Chávez anuncia ''cruzada moral''contra consumo de álcool

Líder venezuelano ataca fabricante da principal cerveja do país e promete confiscar caminhões que venderem a bebida na rua

, O Estado de S.Paulo

12 de junho de 2010 | 00h00

O presidente da Venezuela, Hugo Chávez, anunciou ontem uma "cruzada moral" para reduzir o consumo excessivo de álcool no país e atacou diretamente a empresa de alimentos Polar, maior companhia privada do setor. Chávez ordenou que as Forças Armadas confisquem caminhões da empresa que sejam pegos vendendo cerveja nas ruas. Fundada nos anos 40, a Polar tem 30 fábricas e produz uma imensa variedade de itens, incluindo a cerveja mais consumida do país.

Segundo Chávez, o presidente da Polar, Lorenzo Mendonza, "acredita que a Venezuela é um bordel". O líder venezuelano contou que, durante uma caminhada por bairros nos arredores de Caracas, viu um caminhão com cervejas da Polar estacionado em uma das ruas pelas quais passou.

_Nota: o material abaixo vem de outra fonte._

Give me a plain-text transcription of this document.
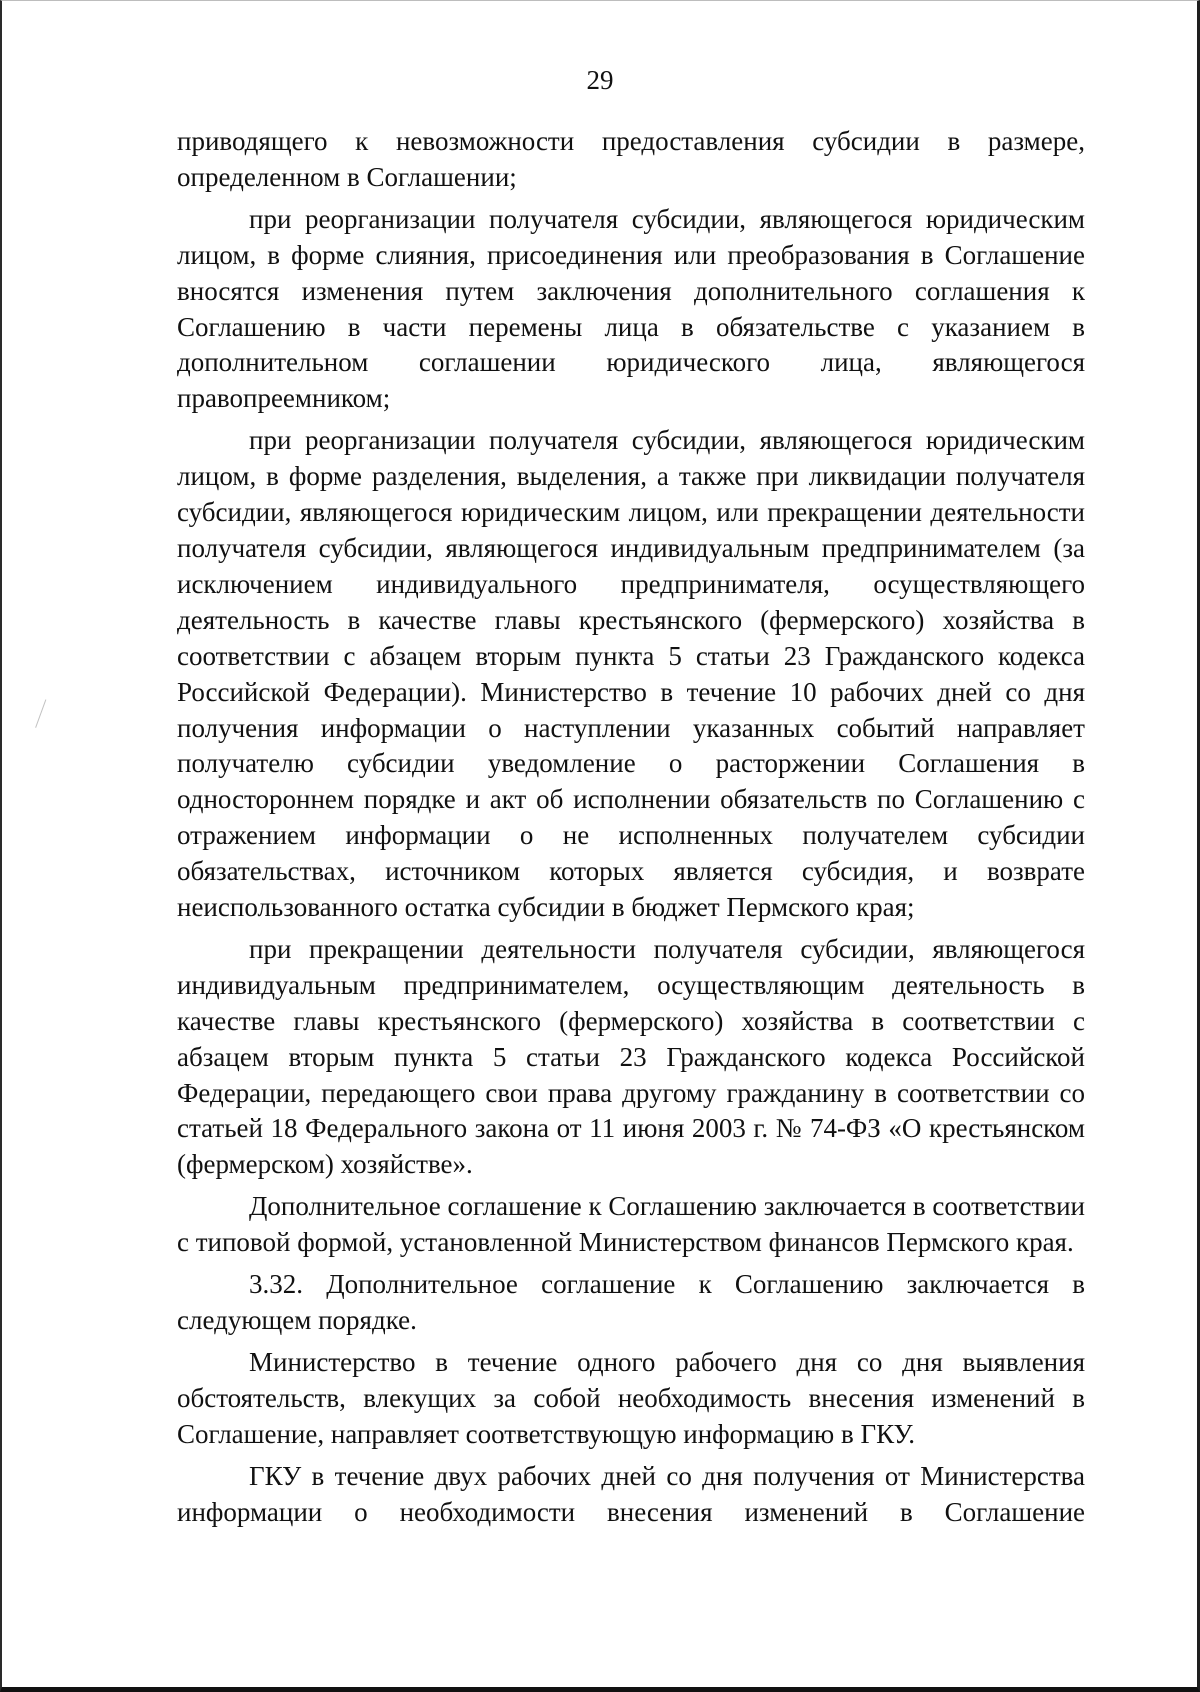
29

приводящего к невозможности предоставления субсидии в размере, определенном в Соглашении;

при реорганизации получателя субсидии, являющегося юридическим лицом, в форме слияния, присоединения или преобразования в Соглашение вносятся изменения путем заключения дополнительного соглашения к Соглашению в части перемены лица в обязательстве с указанием в дополнительном соглашении юридического лица, являющегося правопреемником;

при реорганизации получателя субсидии, являющегося юридическим лицом, в форме разделения, выделения, а также при ликвидации получателя субсидии, являющегося юридическим лицом, или прекращении деятельности получателя субсидии, являющегося индивидуальным предпринимателем (за исключением индивидуального предпринимателя, осуществляющего деятельность в качестве главы крестьянского (фермерского) хозяйства в соответствии с абзацем вторым пункта 5 статьи 23 Гражданского кодекса Российской Федерации). Министерство в течение 10 рабочих дней со дня получения информации о наступлении указанных событий направляет получателю субсидии уведомление о расторжении Соглашения в одностороннем порядке и акт об исполнении обязательств по Соглашению с отражением информации о не исполненных получателем субсидии обязательствах, источником которых является субсидия, и возврате неиспользованного остатка субсидии в бюджет Пермского края;

при прекращении деятельности получателя субсидии, являющегося индивидуальным предпринимателем, осуществляющим деятельность в качестве главы крестьянского (фермерского) хозяйства в соответствии с абзацем вторым пункта 5 статьи 23 Гражданского кодекса Российской Федерации, передающего свои права другому гражданину в соответствии со статьей 18 Федерального закона от 11 июня 2003 г. № 74-ФЗ «О крестьянском (фермерском) хозяйстве».

Дополнительное соглашение к Соглашению заключается в соответствии с типовой формой, установленной Министерством финансов Пермского края.

3.32. Дополнительное соглашение к Соглашению заключается в следующем порядке.

Министерство в течение одного рабочего дня со дня выявления обстоятельств, влекущих за собой необходимость внесения изменений в Соглашение, направляет соответствующую информацию в ГКУ.

ГКУ в течение двух рабочих дней со дня получения от Министерства информации о необходимости внесения изменений в Соглашение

"Não vi nada de estranho, o caminhão estava parado, mas não pode haver caminhões vendendo cerveja esquina por esquina. Até quando existirá tanta baixeza moral, vamos limpar nosso país", incitou o presidente venezuelano. Chávez negou que sua luta contra o consumo de álcool seja uma atitude puritana. O presidente reiterou que por trás de todos esses vícios, como o consumo de álcool, tabaco e drogas, "está a burguesia", que segundo ele, teria "ordenado a distribuição de drogas nos bairros" para criar um mercado de viciados.

No domingo, Chávez falou da suposta dependência da Polar, abastecida em sua grande maioria pelo milho produzido por empresas estatais.

Segundo o presidente, se o fornecimento for interrompido, a empresa não fabricará farinha suficiente e poderá ser expropriada pelo governo.

Em nota, a Polar disse confiar que o Estado manterá os níveis de fornecimento que a "permitam continuar trabalhando em sua capacidade máxima para garantir a produção e distribuição" de suas marcas. Em março, o governo venezuelano expropriou armazéns da empresa com a justificativa de construir casas populares. A Polar recorreu da decisão na Justiça, alegando que a medida era arbitrária e desnecessária.